Dimanche 11 février, l’auditorium de la Maison de la Radio affichait complet pour l’ultime concert du festival Présences 2018 consacré au compositeur et organiste Thierry Escaich. Une soirée où se mêlaient également des pièces de Henri Dutilleux et Laurent Cuniot (création mondiale).
On ne présente plus Thierry Escaich, célèbre organiste de l’église Saint-Etienne-du-Mont et brillant improvisateur, auteur d’une centaine d’œuvres très inspirées reflets d’une ineffable effervescence musicale. Du 6 au 11 février, le festival Présences avait donc choisi de mettre à l’honneur le musicien en rendant hommage à ses maîtres, en faisant jouer sa musique ou en conviant ses élèves à se produire.
Ce soir, hommage au maître Dutilleux tout d’abord avec la pièce Mystères de l’instant, interprétée par l’Orchestre Philharmonique de Radio France, sous la direction de Mikko Franck. Une série de « photographies sonores » illustrant les idées et les inspirations du compositeur qui emploie les différents timbres à sa disposition dans l’orchestre. Le cymbalum est très présent, ponctuant l’écriture sans cesse renouvelée de Dutilleux. Parfois, les instruments sont utilisés en « contre-emploi », à l’instar des contrebasses s’aventurant dans le registre des aigus pour mieux troubler notre perception de l’espace sonore. La veine « mystérieuse », comme le titre l’indique, ici liée au processus créatif du musicien, se révèle néanmoins au fil de l’œuvre à travers chaque ambiance sonore.
Il faut avouer que cette pièce (une quinzaine de minute) arrive toutefois à lasser notre attention…
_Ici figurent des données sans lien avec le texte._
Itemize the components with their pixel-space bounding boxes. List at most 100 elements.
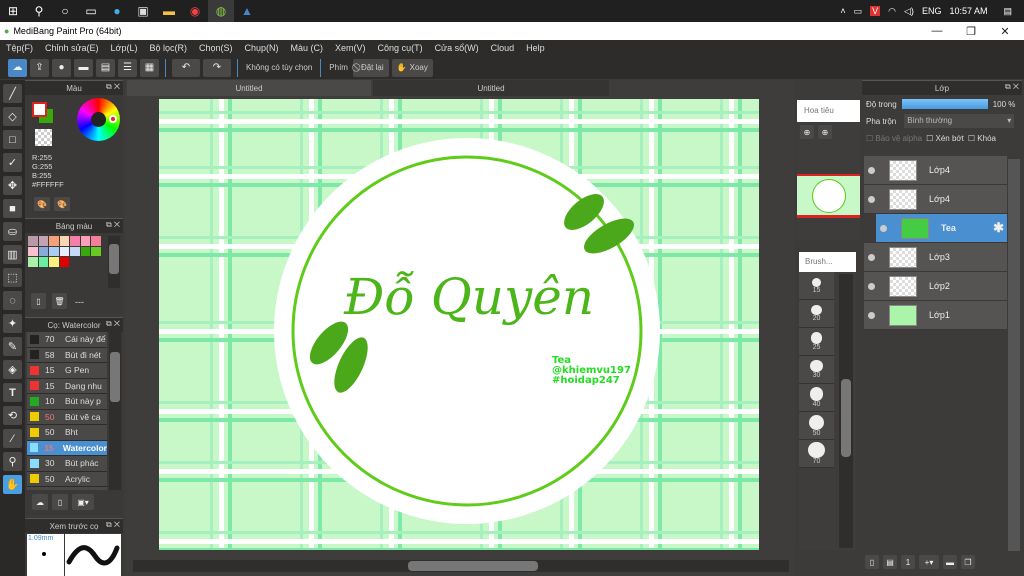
close-button[interactable]: ✕ (988, 22, 1022, 40)
dot-line-tool-icon[interactable]: ✓ (3, 153, 22, 172)
palette-swatch[interactable] (38, 257, 48, 267)
visibility-icon[interactable] (868, 311, 875, 319)
brush-size-preset[interactable]: 30 (799, 356, 834, 384)
gradient-tool-icon[interactable]: ▥ (3, 245, 22, 264)
layer-row[interactable]: Lớp3 (864, 243, 1007, 272)
undo-button[interactable]: ↶ (172, 58, 200, 77)
lasso-tool-icon[interactable]: ◌ (3, 291, 22, 310)
new-layer-icon[interactable]: ▯ (865, 555, 879, 569)
brush-item[interactable]: 15 Watercolor (27, 440, 107, 456)
visibility-icon[interactable] (868, 195, 875, 203)
delete-palette-icon[interactable]: 🗑 (52, 293, 67, 309)
zoom-fit-icon[interactable]: ⊕ (800, 125, 814, 139)
palette-swatch[interactable] (49, 257, 59, 267)
palette-swatch[interactable] (80, 246, 90, 256)
task-view-icon[interactable]: ▭ (78, 0, 104, 22)
select-tool-icon[interactable]: ⬚ (3, 268, 22, 287)
palette-icon[interactable]: 🎨 (34, 197, 50, 211)
palette-swatch[interactable] (38, 236, 48, 246)
visibility-icon[interactable] (868, 282, 875, 290)
palette-swatch[interactable] (59, 246, 69, 256)
text-tool-icon[interactable]: T (3, 383, 22, 402)
clip-checkbox[interactable]: ☐ Xén bớt (926, 134, 964, 143)
hex-value[interactable]: #FFFFFF (32, 180, 64, 189)
operation-tool-icon[interactable]: ⟲ (3, 406, 22, 425)
store-icon[interactable]: ▣ (130, 0, 156, 22)
chrome-icon[interactable]: ◉ (182, 0, 208, 22)
cloud-icon[interactable]: ☁ (8, 58, 27, 77)
medibang-icon[interactable]: ◍ (208, 0, 234, 22)
share-icon[interactable]: ⇪ (30, 58, 49, 77)
add-layer-menu-icon[interactable]: +▾ (919, 555, 939, 569)
palette-swatch[interactable] (28, 246, 38, 256)
panel-close-icon[interactable]: ⧉ ✕ (1005, 82, 1019, 92)
menu-item[interactable]: Xem(V) (335, 43, 366, 53)
menu-item[interactable]: Lớp(L) (111, 43, 138, 53)
menu-item[interactable]: Công cụ(T) (378, 43, 423, 53)
panel-close-icon[interactable]: ⧉ ✕ (106, 82, 120, 92)
brush-item[interactable]: 30 Bút phác (27, 456, 107, 472)
battery-icon[interactable]: ▭ (854, 6, 863, 17)
foreground-color-swatch[interactable] (32, 102, 47, 117)
brush-item[interactable]: 50 Bút vẽ ca (27, 409, 107, 425)
clock[interactable]: 10:57 AM (949, 6, 987, 16)
brush-size-preset[interactable]: 70 (799, 440, 834, 468)
palette-add-icon[interactable]: 🎨 (54, 197, 70, 211)
menu-item[interactable]: Màu (C) (291, 43, 324, 53)
transparent-swatch[interactable] (35, 129, 52, 146)
palette-swatch[interactable] (38, 246, 48, 256)
menu-item[interactable]: Chụp(N) (245, 43, 279, 53)
brush-item[interactable]: 10 Bút này p (27, 394, 107, 410)
brush-size-preset[interactable]: 20 (799, 300, 834, 328)
brush-size-preset[interactable]: 15 (799, 272, 834, 300)
notification-icon[interactable]: ▤ (1003, 6, 1012, 17)
comment-icon[interactable]: ● (52, 58, 71, 77)
new-1bit-layer-icon[interactable]: 1 (901, 555, 915, 569)
magic-wand-icon[interactable]: ✦ (3, 314, 22, 333)
palette-swatch[interactable] (70, 246, 80, 256)
menu-item[interactable]: Chỉnh sửa(E) (45, 43, 99, 53)
folder-icon[interactable]: ▬ (943, 555, 957, 569)
chevron-up-icon[interactable]: ˄ (840, 6, 845, 16)
cortana-icon[interactable]: ○ (52, 0, 78, 22)
visibility-icon[interactable] (880, 224, 887, 232)
select-pen-icon[interactable]: ✎ (3, 337, 22, 356)
navigator-thumbnail[interactable] (797, 174, 860, 218)
artwork-canvas[interactable]: Đỗ Quyên Tea @khiemvu197 #hoidap247 (159, 99, 759, 550)
new-brush-icon[interactable]: ▯ (52, 494, 68, 510)
language-indicator[interactable]: ENG (922, 6, 942, 16)
new-halftone-layer-icon[interactable]: ▤ (883, 555, 897, 569)
brush-item[interactable]: 15 G Pen (27, 363, 107, 379)
palette-swatch[interactable] (28, 257, 38, 267)
layer-scrollbar[interactable] (1008, 159, 1020, 551)
gear-icon[interactable]: ✱ (993, 220, 1004, 236)
duplicate-layer-icon[interactable]: ❐ (961, 555, 975, 569)
brush-item[interactable]: 70 Cái này để (27, 332, 107, 348)
bucket-tool-icon[interactable]: ⛀ (3, 222, 22, 241)
new-palette-icon[interactable]: ▯ (31, 293, 46, 309)
palette-swatch[interactable] (49, 246, 59, 256)
tab-untitled-2[interactable]: Untitled (373, 80, 609, 96)
palette-swatch[interactable] (59, 236, 69, 246)
hand-tool-icon[interactable]: ✋ (3, 475, 22, 494)
panel-close-icon[interactable]: ⧉ ✕ (106, 319, 120, 329)
panel-close-icon[interactable]: ⧉ ✕ (106, 220, 120, 230)
windows-icon[interactable]: ⊞ (0, 0, 26, 22)
layer-row[interactable]: Lớp2 (864, 272, 1007, 301)
tab-untitled-1[interactable]: Untitled (127, 80, 371, 96)
palette-swatch[interactable] (28, 236, 38, 246)
rectangle-tool-icon[interactable]: □ (3, 130, 22, 149)
fill-rect-tool-icon[interactable]: ■ (3, 199, 22, 218)
blur-tool-icon[interactable]: ⁄ (3, 429, 22, 448)
volume-icon[interactable]: ◁) (904, 6, 914, 17)
menu-item[interactable]: Tệp(F) (6, 43, 33, 53)
move-tool-icon[interactable]: ✥ (3, 176, 22, 195)
palette-swatch[interactable] (91, 246, 101, 256)
grid-icon[interactable]: ▦ (140, 58, 159, 77)
select-eraser-icon[interactable]: ◈ (3, 360, 22, 379)
palette-swatch[interactable] (59, 257, 69, 267)
message-icon[interactable]: ▬ (74, 58, 93, 77)
file-explorer-icon[interactable]: ▬ (156, 0, 182, 22)
brush-tool-icon[interactable]: ╱ (3, 84, 22, 103)
wifi-icon[interactable]: ◠ (888, 6, 896, 17)
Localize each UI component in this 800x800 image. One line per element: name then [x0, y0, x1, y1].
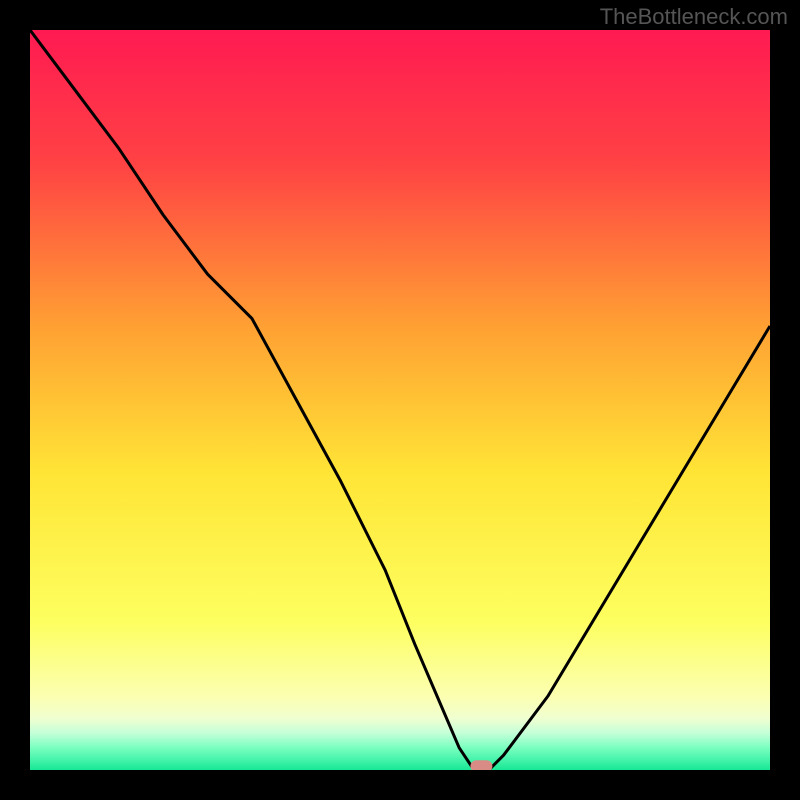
bottleneck-chart	[30, 30, 770, 770]
chart-svg	[30, 30, 770, 770]
watermark-text: TheBottleneck.com	[600, 4, 788, 30]
gradient-background	[30, 30, 770, 770]
optimal-marker	[470, 760, 492, 770]
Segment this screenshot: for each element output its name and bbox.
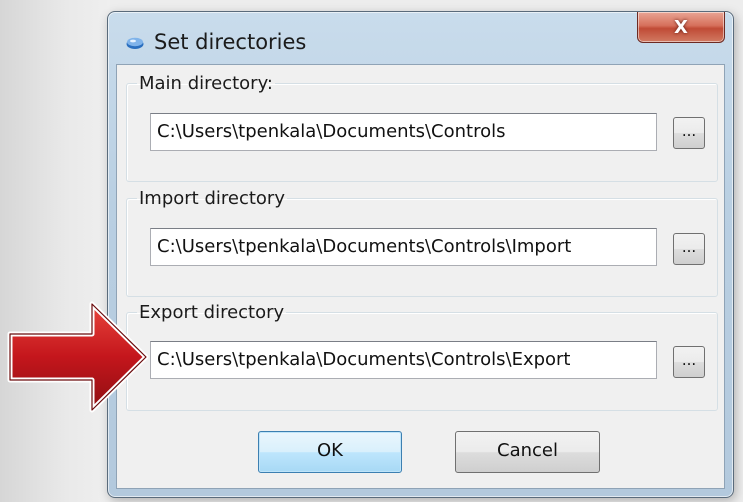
main-directory-field[interactable]: C:\Users\tpenkala\Documents\Controls [150,113,657,151]
close-icon: X [674,16,688,38]
export-directory-label: Export directory [139,302,285,323]
import-directory-label: Import directory [139,188,285,209]
red-arrow-icon [7,301,149,413]
main-directory-browse-button[interactable]: ... [673,117,705,149]
dialog-client-area: Main directory: C:\Users\tpenkala\Docume… [116,64,725,489]
ok-button[interactable]: OK [258,431,402,473]
export-directory-field[interactable]: C:\Users\tpenkala\Documents\Controls\Exp… [150,341,657,379]
window-title: Set directories [154,30,307,54]
import-directory-field[interactable]: C:\Users\tpenkala\Documents\Controls\Imp… [150,228,657,266]
desktop-backdrop [0,0,110,502]
set-directories-dialog: Set directories X Main directory: C:\Use… [107,11,734,498]
close-button[interactable]: X [637,12,725,43]
title-bar[interactable]: Set directories X [108,12,733,64]
cancel-button[interactable]: Cancel [455,431,600,473]
app-disc-icon [126,37,144,49]
export-directory-browse-button[interactable]: ... [673,346,705,378]
import-directory-browse-button[interactable]: ... [673,233,705,265]
main-directory-label: Main directory: [139,73,273,94]
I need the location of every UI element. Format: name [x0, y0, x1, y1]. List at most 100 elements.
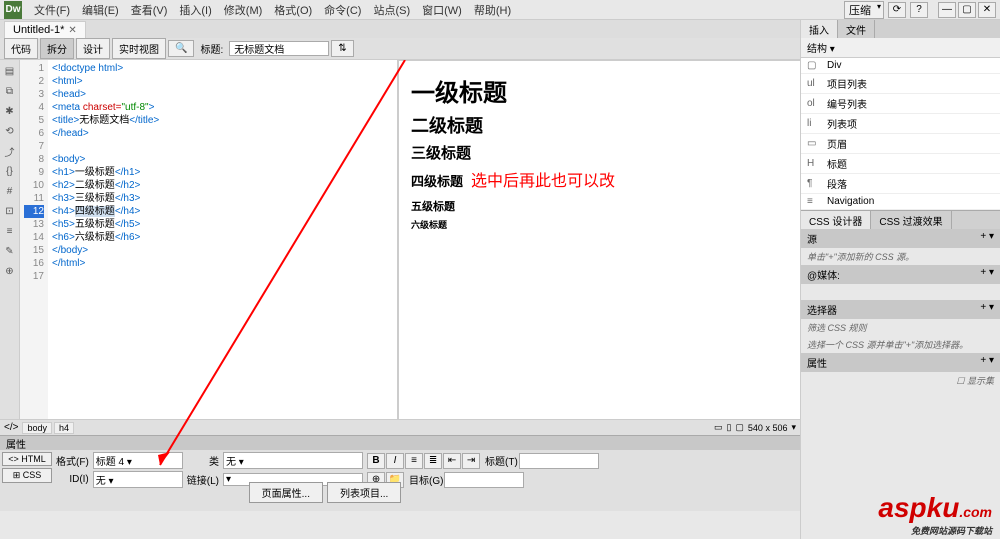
- insert-item[interactable]: li列表项: [801, 114, 1000, 134]
- format-select[interactable]: 标题 4 ▾: [93, 452, 183, 469]
- selector-hint: 选择一个 CSS 源并单击"+"添加选择器。: [801, 336, 1000, 353]
- document-tab[interactable]: Untitled-1* ✕: [4, 21, 86, 38]
- italic-button[interactable]: I: [386, 453, 404, 469]
- layout-dropdown[interactable]: 压缩: [844, 1, 884, 19]
- device-icon[interactable]: ▭: [714, 422, 723, 433]
- outdent-button[interactable]: ⇤: [443, 453, 461, 469]
- ul-button[interactable]: ≡: [405, 453, 423, 469]
- tool-icon[interactable]: ⊕: [3, 264, 17, 278]
- help-icon[interactable]: ?: [910, 2, 928, 18]
- chevron-down-icon[interactable]: ▾: [791, 422, 796, 433]
- watermark-logo: aspku.com 免费网站源码下载站: [878, 492, 992, 537]
- props-css-button[interactable]: ⊞ CSS: [2, 468, 52, 483]
- insert-item-icon: li: [807, 118, 821, 129]
- title-field-input[interactable]: [519, 453, 599, 469]
- menu-item[interactable]: 命令(C): [318, 5, 367, 17]
- menu-item[interactable]: 文件(F): [28, 5, 76, 17]
- add-prop-icon[interactable]: + ▾: [980, 355, 994, 370]
- bold-button[interactable]: B: [367, 453, 385, 469]
- insert-item[interactable]: ¶段落: [801, 174, 1000, 194]
- css-designer-tab[interactable]: CSS 设计器: [801, 211, 871, 229]
- tool-icon[interactable]: #: [3, 184, 17, 198]
- sync-icon[interactable]: ⟳: [888, 2, 906, 18]
- menu-item[interactable]: 格式(O): [268, 5, 318, 17]
- show-set-checkbox[interactable]: ☐ 显示集: [956, 376, 994, 386]
- selector-filter[interactable]: 筛选 CSS 规则: [801, 319, 1000, 336]
- view-split-button[interactable]: 拆分: [40, 38, 74, 59]
- inspect-icon[interactable]: 🔍: [168, 40, 194, 57]
- tag-selector-icon[interactable]: </>: [4, 422, 18, 433]
- tool-icon[interactable]: ✱: [3, 104, 17, 118]
- properties-header: 属性: [0, 436, 800, 450]
- insert-item-icon: ▢: [807, 60, 821, 71]
- properties-panel: 属性 <> HTML ⊞ CSS 格式(F) 标题 4 ▾ 类 无 ▾ B I …: [0, 435, 800, 511]
- insert-item-label: 段落: [827, 176, 847, 191]
- css-transitions-tab[interactable]: CSS 过渡效果: [871, 211, 951, 229]
- menu-item[interactable]: 窗口(W): [416, 5, 468, 17]
- options-icon[interactable]: ⇅: [331, 40, 353, 57]
- view-code-button[interactable]: 代码: [4, 38, 38, 59]
- maximize-button[interactable]: ▢: [958, 2, 976, 18]
- insert-item-icon: ≡: [807, 196, 821, 207]
- tool-icon[interactable]: ⧉: [3, 84, 17, 98]
- format-label: 格式(F): [56, 453, 89, 468]
- menu-item[interactable]: 帮助(H): [468, 5, 517, 17]
- insert-item[interactable]: ▭页眉: [801, 134, 1000, 154]
- insert-item-label: 编号列表: [827, 96, 867, 111]
- document-tab-label: Untitled-1*: [13, 24, 64, 36]
- view-live-button[interactable]: 实时视图: [112, 38, 166, 59]
- viewport-size: 540 x 506: [748, 423, 788, 433]
- files-panel-tab[interactable]: 文件: [838, 20, 875, 38]
- add-selector-icon[interactable]: + ▾: [980, 302, 994, 317]
- insert-item[interactable]: ▢ Div: [801, 58, 1000, 74]
- indent-button[interactable]: ⇥: [462, 453, 480, 469]
- tool-icon[interactable]: ⊡: [3, 204, 17, 218]
- code-editor-panel[interactable]: 1234567891011121314151617 <!doctype html…: [20, 60, 398, 434]
- insert-item[interactable]: ul项目列表: [801, 74, 1000, 94]
- ol-button[interactable]: ≣: [424, 453, 442, 469]
- view-design-button[interactable]: 设计: [76, 38, 110, 59]
- tool-icon[interactable]: ⟲: [3, 124, 17, 138]
- source-hint: 单击"+"添加新的 CSS 源。: [801, 248, 1000, 265]
- menu-item[interactable]: 修改(M): [218, 5, 269, 17]
- menu-item[interactable]: 查看(V): [125, 5, 174, 17]
- insert-item-label: 项目列表: [827, 76, 867, 91]
- close-button[interactable]: ✕: [978, 2, 996, 18]
- tool-icon[interactable]: {}: [3, 164, 17, 178]
- insert-item-label: Div: [827, 60, 841, 71]
- selector-header: 选择器: [807, 302, 837, 317]
- insert-item[interactable]: ol编号列表: [801, 94, 1000, 114]
- code-tools-sidebar: ▤ ⧉ ✱ ⟲ ⤴ {} # ⊡ ≡ ✎ ⊕: [0, 60, 20, 434]
- device-icon[interactable]: ▢: [735, 422, 744, 433]
- insert-item[interactable]: ≡Navigation: [801, 194, 1000, 210]
- add-source-icon[interactable]: + ▾: [980, 231, 994, 246]
- close-tab-icon[interactable]: ✕: [68, 25, 76, 36]
- menu-item[interactable]: 插入(I): [173, 5, 217, 17]
- target-input[interactable]: [444, 472, 524, 488]
- breadcrumb-item[interactable]: body: [22, 422, 52, 434]
- breadcrumb-item[interactable]: h4: [54, 422, 74, 434]
- tool-icon[interactable]: ✎: [3, 244, 17, 258]
- minimize-button[interactable]: —: [938, 2, 956, 18]
- tool-icon[interactable]: ≡: [3, 224, 17, 238]
- tool-icon[interactable]: ⤴: [3, 144, 17, 158]
- page-properties-button[interactable]: 页面属性...: [249, 482, 323, 503]
- tool-icon[interactable]: ▤: [3, 64, 17, 78]
- props-html-button[interactable]: <> HTML: [2, 452, 52, 466]
- list-item-button[interactable]: 列表项目...: [327, 482, 401, 503]
- menu-item[interactable]: 编辑(E): [76, 5, 125, 17]
- add-media-icon[interactable]: + ▾: [980, 267, 994, 282]
- menu-item[interactable]: 站点(S): [367, 5, 416, 17]
- class-label: 类: [187, 453, 219, 468]
- code-content[interactable]: <!doctype html><html><head><meta charset…: [48, 60, 397, 434]
- id-select[interactable]: 无 ▾: [93, 471, 183, 488]
- insert-item-icon: ▭: [807, 138, 821, 149]
- insert-panel-tab[interactable]: 插入: [801, 20, 838, 38]
- insert-item[interactable]: H标题: [801, 154, 1000, 174]
- insert-category-dropdown[interactable]: 结构 ▾: [807, 40, 835, 55]
- device-icon[interactable]: ▯: [726, 422, 731, 433]
- document-title-input[interactable]: [229, 41, 329, 56]
- class-select[interactable]: 无 ▾: [223, 452, 363, 469]
- preview-h4[interactable]: 四级标题: [411, 171, 463, 190]
- id-label: ID(I): [56, 474, 89, 485]
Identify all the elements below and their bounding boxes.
Pour son Concerto n°2 pour orgue, cordes et percussions, Thierry Escaich est lui-même aux commandes de l’orgue de Radio-France, la console étant placée au centre de la scène. Imitations d’instruments de l’orchestre, accords percussifs… Thierry Escaich se joue des codes du concerto dans sa forme classique. L’orgue est ici un instrument au sein du “Philhar’”, apportant sa touche à la palette sonore de l’ensemble, comme un prolongement de son espace musical. Une parenté avec la recherche sur les timbres menée par Dutilleux ?…
On ressent dès le début – notamment à travers les accords martelés aux claviers – une pulsation rythmique donnée par l’orgue et pas seulement par les percussions. Dans une danse endiablée, l’orchestre et l’orgue dialoguent à bâtons rompus devant nous, une course folle au coeur de laquelle l’organiste et les musiciens du Philharmonique mènent une bataille musicale sans pitié, emportant l’auditoire jusqu’à l’éclatant final.
Nous pouvons enfin reprendre notre souffle !…
Comme pour compléter ce concerto, Thierry Escaich nous offre en bis une improvisation à l’orgue Grenzing de la Maison de la Radio.
Après l’entracte, belle découverte de L’ange double de Laurent Cuniot, une commande de Radio France, en création mondiale. Une nouvelle fois, l’espace sonore est au cœur de la composition. Le rôle principal, d’une redoutable virtuosité, est tenu par le hautboïste Olivier Doine. La dualité intervient avec la première clarinette dans un subtil miroitement sonore où les timbres des deux instruments finissent par se confondre. Chaque pupitre semble avoir un rôle à jouer avec le hautbois, redéfinissant sans cesse la spatialité de l’orchestre dans des « paysages sonores et poétiques mis au jour », comme le défini Laurent Cuniot. Une fois de plus, le matériau sonore est utilisé par le compositeur au profit d’un discours musical expressif, sublimé par les possibilités du hautbois.
“La beauté devant moi fasse que je marche
La beauté derrière moi fasse que je marche
La beauté au-dessous de moi fasse que je marche
Avec un sentiment de vie fasse que je marche
A nouveau vivant fasse que je marche
Accompli dans la beauté”
Extrait de La Piste des chants
Le festival se referme sur une pièce de Thierry Escaich en création mondiale : La piste des chants, cinq chansons amérindiennes pour chœur d’enfants et orchestre. La Maîtrise de Radio France est positionnée à gauche de la scène, tandis que l’orchestre occupe le reste du plateau. On peut parler ici d’un hymne poétique à la nature où le chant – défendu avec ardeur par le choeur – est ponctué et porté par les instruments de l’orchestre : les cuivres sont très présents au début, incarnant assurément le “souffle de vie” de la première chanson (« Avec un sentiment de vie fasse que je marche »), tandis que les percussions rythment une dernière partie plus perturbée (« Brouillard ! Eclair ! Tourbillon ! … ») .
Lors de ce cérémonial de la tribu des Navajos, Thierry Escaich semble bien avoir convoqué les forces telluriques sur sa « Piste des chants » !
Tous les concerts du festival sont à retrouver prochainement sur le site de France Musique.